街の各所に機能していない魔動機が沈黙したまま置かれており、それはいくらかもの悲しい光景だ。

アイラット新農村

アイラット地区は蛮族がレシトリアを攻略する際の拠点となったこともあり、都市自体は〈大破局〉後に再建されている。
その規模は現時点はあまり大きくなく、人口も500人に満たない。
小規模な村だがレシトリアから続く豊かな土壌の上に建設されており、人口増加に伴う食糧増産計画の開発地として白羽の矢が立てられた。

調査港ベルティンドット

半島部に建設された軍港都市。

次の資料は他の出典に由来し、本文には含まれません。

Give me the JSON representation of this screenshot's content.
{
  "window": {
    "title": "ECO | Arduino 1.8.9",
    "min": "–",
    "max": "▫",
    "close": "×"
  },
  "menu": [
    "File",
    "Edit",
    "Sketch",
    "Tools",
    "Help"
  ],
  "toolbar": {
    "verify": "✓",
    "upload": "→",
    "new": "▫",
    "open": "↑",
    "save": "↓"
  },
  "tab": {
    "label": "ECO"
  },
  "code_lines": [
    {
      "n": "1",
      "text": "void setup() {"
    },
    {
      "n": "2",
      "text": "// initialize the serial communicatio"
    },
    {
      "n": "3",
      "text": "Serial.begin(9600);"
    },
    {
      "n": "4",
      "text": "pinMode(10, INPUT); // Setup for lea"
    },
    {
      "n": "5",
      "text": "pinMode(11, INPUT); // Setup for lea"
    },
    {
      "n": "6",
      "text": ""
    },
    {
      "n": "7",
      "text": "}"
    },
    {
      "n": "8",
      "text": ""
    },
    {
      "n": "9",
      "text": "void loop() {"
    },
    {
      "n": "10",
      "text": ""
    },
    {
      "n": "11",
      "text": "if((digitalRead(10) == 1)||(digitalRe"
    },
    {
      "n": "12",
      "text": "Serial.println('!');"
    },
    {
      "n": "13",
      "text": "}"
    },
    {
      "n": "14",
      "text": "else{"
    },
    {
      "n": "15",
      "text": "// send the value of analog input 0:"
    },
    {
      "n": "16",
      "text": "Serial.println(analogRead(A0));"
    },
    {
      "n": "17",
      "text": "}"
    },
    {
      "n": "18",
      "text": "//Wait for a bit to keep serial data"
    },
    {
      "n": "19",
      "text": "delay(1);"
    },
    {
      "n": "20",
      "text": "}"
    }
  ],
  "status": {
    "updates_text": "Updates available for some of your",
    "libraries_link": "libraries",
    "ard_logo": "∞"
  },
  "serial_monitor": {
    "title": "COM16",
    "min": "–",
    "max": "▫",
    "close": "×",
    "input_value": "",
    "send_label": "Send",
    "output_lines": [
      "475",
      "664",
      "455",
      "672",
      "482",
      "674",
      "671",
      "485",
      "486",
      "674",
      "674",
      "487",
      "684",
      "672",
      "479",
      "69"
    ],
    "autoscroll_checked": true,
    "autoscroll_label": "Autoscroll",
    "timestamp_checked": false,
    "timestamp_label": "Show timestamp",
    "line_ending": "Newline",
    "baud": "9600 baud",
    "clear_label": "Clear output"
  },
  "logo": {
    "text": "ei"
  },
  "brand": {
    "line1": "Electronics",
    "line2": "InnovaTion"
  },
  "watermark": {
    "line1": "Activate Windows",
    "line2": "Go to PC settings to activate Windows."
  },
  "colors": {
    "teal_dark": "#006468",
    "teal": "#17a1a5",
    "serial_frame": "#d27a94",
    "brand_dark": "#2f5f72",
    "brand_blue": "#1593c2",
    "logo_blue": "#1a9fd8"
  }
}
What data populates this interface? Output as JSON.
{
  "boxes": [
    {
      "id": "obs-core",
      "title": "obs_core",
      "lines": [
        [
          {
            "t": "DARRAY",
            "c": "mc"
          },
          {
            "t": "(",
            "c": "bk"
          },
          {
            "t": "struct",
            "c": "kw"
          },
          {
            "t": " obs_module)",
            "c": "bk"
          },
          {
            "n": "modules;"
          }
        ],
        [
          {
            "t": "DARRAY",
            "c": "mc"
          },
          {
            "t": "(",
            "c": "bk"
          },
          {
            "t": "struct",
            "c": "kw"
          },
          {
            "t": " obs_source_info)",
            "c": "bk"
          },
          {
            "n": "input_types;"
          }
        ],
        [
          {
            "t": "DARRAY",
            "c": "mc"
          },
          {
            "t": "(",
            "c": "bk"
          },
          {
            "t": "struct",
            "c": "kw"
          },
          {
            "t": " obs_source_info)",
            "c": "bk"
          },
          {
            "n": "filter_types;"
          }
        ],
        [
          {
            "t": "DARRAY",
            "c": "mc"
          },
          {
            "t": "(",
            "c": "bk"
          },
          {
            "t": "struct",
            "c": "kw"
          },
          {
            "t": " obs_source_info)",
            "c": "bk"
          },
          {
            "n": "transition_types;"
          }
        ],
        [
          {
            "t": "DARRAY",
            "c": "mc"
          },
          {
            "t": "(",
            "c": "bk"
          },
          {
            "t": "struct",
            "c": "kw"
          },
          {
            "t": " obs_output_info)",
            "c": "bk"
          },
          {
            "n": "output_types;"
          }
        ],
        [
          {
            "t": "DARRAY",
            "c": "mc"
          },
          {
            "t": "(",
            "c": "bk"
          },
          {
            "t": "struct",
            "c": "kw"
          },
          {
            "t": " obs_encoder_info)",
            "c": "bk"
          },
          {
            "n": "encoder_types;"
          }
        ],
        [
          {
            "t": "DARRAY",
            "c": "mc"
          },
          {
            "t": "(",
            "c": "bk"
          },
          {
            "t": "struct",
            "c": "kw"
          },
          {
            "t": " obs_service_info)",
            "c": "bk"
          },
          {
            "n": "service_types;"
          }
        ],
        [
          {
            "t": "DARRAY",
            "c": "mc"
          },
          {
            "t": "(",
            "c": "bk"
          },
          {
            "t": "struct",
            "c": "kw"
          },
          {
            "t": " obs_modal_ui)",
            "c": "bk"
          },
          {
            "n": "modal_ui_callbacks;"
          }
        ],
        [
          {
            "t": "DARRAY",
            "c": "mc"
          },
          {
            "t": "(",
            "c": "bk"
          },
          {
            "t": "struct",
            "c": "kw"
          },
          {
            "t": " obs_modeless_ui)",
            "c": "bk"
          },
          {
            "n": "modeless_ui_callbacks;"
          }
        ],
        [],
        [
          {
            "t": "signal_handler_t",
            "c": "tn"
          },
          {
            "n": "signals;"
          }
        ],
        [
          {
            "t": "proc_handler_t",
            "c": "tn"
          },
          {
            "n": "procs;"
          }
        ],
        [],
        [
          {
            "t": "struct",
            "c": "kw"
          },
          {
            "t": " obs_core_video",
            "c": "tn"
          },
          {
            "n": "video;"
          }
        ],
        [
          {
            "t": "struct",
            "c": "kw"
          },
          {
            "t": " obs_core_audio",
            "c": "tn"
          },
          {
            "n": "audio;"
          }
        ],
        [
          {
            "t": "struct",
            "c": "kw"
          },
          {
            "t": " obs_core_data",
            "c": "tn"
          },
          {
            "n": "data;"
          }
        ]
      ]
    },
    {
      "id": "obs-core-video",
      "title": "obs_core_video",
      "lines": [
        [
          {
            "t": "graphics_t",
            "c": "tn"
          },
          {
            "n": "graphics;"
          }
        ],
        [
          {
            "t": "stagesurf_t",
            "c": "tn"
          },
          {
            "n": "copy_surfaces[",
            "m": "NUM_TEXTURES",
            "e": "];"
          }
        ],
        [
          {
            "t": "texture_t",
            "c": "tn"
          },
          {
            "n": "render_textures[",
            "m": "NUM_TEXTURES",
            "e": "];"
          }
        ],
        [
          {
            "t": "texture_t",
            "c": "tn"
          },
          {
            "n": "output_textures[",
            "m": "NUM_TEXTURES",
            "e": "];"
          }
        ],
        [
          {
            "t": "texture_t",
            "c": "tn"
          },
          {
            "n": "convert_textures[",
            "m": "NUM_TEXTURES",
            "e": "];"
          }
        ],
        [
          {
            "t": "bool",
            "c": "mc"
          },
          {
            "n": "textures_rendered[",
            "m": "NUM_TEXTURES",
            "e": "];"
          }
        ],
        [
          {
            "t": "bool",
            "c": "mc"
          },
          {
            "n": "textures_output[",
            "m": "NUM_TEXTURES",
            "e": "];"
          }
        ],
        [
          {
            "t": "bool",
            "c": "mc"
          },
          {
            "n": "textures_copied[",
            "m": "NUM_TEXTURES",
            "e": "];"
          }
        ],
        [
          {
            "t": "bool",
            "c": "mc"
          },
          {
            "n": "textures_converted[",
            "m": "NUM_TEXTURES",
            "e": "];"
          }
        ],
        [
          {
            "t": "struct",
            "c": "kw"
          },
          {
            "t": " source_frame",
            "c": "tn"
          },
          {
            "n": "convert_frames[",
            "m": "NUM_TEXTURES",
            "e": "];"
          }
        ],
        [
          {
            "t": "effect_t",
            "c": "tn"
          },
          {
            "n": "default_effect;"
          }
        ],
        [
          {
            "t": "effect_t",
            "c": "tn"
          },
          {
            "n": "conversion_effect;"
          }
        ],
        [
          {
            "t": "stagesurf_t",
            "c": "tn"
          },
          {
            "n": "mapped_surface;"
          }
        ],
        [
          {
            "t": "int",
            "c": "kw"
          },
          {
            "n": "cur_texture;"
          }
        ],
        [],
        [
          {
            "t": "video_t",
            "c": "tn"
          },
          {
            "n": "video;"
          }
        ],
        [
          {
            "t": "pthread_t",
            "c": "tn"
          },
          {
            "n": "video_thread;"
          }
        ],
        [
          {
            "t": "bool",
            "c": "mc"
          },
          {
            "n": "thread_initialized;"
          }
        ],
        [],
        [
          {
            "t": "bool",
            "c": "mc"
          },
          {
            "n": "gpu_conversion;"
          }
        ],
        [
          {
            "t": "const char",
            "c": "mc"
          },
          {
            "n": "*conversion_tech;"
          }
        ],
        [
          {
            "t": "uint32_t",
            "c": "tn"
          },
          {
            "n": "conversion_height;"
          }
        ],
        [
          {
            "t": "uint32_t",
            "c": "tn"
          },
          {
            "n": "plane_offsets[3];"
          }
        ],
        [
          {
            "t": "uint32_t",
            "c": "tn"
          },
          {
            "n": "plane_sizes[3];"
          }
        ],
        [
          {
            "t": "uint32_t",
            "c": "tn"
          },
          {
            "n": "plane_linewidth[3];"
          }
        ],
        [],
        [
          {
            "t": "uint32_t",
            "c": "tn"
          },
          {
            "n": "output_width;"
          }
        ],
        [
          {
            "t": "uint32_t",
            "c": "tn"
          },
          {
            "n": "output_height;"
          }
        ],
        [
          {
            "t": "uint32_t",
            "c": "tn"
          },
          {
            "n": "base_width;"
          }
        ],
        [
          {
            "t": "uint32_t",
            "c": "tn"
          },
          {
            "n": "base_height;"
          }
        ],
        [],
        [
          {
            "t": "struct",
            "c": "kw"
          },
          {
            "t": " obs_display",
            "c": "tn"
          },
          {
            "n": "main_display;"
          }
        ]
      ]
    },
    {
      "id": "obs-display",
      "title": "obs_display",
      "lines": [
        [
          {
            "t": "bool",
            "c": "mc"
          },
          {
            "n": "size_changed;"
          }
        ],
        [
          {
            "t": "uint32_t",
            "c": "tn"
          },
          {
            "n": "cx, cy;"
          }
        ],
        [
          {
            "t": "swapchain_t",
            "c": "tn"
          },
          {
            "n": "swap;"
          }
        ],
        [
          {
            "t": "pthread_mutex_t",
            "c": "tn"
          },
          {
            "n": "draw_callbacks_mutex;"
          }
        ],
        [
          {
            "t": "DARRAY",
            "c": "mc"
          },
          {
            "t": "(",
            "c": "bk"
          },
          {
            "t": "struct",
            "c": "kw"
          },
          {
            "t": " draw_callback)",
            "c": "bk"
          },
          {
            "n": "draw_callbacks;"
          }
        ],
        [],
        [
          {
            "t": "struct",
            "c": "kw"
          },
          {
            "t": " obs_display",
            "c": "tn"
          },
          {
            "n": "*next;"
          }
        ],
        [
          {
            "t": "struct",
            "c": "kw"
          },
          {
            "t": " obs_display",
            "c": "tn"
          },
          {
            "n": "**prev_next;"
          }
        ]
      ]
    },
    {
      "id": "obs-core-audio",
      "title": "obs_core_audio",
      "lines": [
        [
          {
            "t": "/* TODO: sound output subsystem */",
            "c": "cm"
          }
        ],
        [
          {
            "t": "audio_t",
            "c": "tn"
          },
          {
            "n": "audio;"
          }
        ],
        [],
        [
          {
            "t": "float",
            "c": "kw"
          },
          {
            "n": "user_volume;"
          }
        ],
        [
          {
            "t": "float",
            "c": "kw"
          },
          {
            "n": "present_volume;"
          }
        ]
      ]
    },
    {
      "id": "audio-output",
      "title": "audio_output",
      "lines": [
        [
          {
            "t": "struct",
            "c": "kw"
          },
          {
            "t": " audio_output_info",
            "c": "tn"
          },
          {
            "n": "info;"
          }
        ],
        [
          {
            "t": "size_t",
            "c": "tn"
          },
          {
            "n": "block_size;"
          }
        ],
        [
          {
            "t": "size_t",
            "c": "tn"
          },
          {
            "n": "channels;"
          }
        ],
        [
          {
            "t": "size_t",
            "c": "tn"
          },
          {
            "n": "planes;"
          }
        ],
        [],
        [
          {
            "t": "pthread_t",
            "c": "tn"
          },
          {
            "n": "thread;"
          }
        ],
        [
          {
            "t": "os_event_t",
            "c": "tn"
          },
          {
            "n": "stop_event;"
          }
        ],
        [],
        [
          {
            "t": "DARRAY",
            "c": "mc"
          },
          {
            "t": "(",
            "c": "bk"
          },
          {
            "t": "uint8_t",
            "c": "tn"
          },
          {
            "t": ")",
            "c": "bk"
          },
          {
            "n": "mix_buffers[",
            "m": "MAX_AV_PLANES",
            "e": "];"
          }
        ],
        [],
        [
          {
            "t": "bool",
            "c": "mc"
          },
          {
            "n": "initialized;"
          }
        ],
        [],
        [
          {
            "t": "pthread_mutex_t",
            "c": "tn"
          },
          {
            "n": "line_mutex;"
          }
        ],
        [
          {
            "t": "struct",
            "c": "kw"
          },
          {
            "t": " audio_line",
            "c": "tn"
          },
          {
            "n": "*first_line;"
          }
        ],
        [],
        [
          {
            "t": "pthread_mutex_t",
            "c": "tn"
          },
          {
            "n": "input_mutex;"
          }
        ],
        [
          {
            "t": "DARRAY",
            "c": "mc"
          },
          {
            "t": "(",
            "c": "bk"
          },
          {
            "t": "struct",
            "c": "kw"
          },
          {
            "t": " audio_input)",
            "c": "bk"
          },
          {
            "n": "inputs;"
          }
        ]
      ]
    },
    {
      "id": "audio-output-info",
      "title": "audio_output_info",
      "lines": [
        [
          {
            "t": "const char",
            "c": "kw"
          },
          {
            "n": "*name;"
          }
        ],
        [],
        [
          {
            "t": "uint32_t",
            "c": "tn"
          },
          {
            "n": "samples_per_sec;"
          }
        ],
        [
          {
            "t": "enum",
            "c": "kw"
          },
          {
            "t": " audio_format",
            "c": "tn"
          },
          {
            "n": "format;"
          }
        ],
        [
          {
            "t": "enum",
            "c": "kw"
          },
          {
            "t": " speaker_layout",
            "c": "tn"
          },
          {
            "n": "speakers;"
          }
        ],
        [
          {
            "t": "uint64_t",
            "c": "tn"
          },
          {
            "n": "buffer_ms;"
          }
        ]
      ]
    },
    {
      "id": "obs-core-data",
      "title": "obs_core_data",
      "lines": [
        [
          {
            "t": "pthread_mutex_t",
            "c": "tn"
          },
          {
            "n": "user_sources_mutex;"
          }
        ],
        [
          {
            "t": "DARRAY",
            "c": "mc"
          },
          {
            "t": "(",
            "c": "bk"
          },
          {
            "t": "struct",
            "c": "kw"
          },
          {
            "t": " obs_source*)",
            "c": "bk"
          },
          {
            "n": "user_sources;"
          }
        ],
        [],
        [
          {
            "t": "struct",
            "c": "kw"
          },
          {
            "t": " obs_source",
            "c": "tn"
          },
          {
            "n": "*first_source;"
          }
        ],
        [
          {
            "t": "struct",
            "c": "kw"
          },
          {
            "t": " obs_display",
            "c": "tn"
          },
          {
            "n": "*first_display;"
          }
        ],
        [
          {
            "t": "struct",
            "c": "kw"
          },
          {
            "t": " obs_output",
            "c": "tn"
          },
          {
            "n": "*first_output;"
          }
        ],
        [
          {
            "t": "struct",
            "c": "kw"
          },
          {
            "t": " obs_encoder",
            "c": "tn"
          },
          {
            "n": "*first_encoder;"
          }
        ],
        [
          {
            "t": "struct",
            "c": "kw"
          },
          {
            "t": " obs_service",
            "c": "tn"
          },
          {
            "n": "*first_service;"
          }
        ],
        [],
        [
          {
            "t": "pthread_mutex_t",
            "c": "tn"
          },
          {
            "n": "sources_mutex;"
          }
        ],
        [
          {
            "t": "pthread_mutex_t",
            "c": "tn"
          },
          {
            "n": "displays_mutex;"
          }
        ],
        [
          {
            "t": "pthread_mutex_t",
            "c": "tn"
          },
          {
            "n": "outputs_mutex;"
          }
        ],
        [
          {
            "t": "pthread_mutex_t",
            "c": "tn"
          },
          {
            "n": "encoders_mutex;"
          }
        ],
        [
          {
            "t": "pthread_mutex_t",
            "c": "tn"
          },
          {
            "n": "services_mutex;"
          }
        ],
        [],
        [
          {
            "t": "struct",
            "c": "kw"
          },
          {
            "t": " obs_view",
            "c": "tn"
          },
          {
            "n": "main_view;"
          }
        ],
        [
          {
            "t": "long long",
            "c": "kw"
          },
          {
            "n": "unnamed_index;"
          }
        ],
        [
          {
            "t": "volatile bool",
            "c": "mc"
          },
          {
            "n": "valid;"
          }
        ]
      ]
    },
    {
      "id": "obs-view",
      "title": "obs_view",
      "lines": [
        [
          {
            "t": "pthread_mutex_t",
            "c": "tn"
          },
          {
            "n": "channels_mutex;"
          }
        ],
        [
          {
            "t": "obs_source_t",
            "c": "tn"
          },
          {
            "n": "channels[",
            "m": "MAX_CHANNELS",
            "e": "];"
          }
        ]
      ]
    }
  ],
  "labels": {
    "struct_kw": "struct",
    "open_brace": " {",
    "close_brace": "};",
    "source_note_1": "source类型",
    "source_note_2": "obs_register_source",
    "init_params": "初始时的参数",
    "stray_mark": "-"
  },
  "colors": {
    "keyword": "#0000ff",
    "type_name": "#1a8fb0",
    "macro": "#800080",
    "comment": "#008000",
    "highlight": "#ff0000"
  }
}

海洋調査船の発着場になっており、現在テラスティア大陸への航路開拓が進められている。


産業計画

ムートランド魔動機農場

ムートランド地域で最優先で稼働させられているのは食糧生産のための農耕用魔動機だ。
クインドゥームほどの大きさを持った農耕用魔動機が播種や収穫に運用されている。
広大な農場には同種の魔動機が5機導入されている。現在のラクシアに残された唯一の機械化農業と考えられる。

レシトリア帝国はムートランド魔動機農場を国家の要と認識しており、ムートランド候には皇帝の側近が任命される。
決して離反が許されず、その離反は首都人口の安全保障の崩壊を意味するため、徹底した権限管理が図られている。
ムートランド候は軍事力の保有が認められず、農業行政の指導のみを行っている。
現在の担当は皇帝の弟であることからも、その徹底した危機意識がうかがえる。

アイラット開拓計画

蛮族との戦争において土地が汚染された帝都レシトリアにかわって、西部で開拓が続けられている農園造成計画。
すでに計画3年目に突入し、農園は安定して拡張し続けている。
食糧生産量は3年間で15%ほど増大し、仕事を求める市民の人口の移動も起こり始めた。
計画自体は15年間継続して行われることが決定しており、最終的には農業生産力を倍増させることが目指されている。

開発の陰で突発的な人口移動が治安の悪化を招いている側面もあり、帝国騎士団が時折視察に訪れている。
この業務を担当しているのは弓砲兵隊で、行軍演習を兼ねた視察となっている。
この訪問はまたアイラット地区に商業需要を生み出す効果も生み出しており、ダインハイト公国との国境も近いこの土地の経済発展を支えている。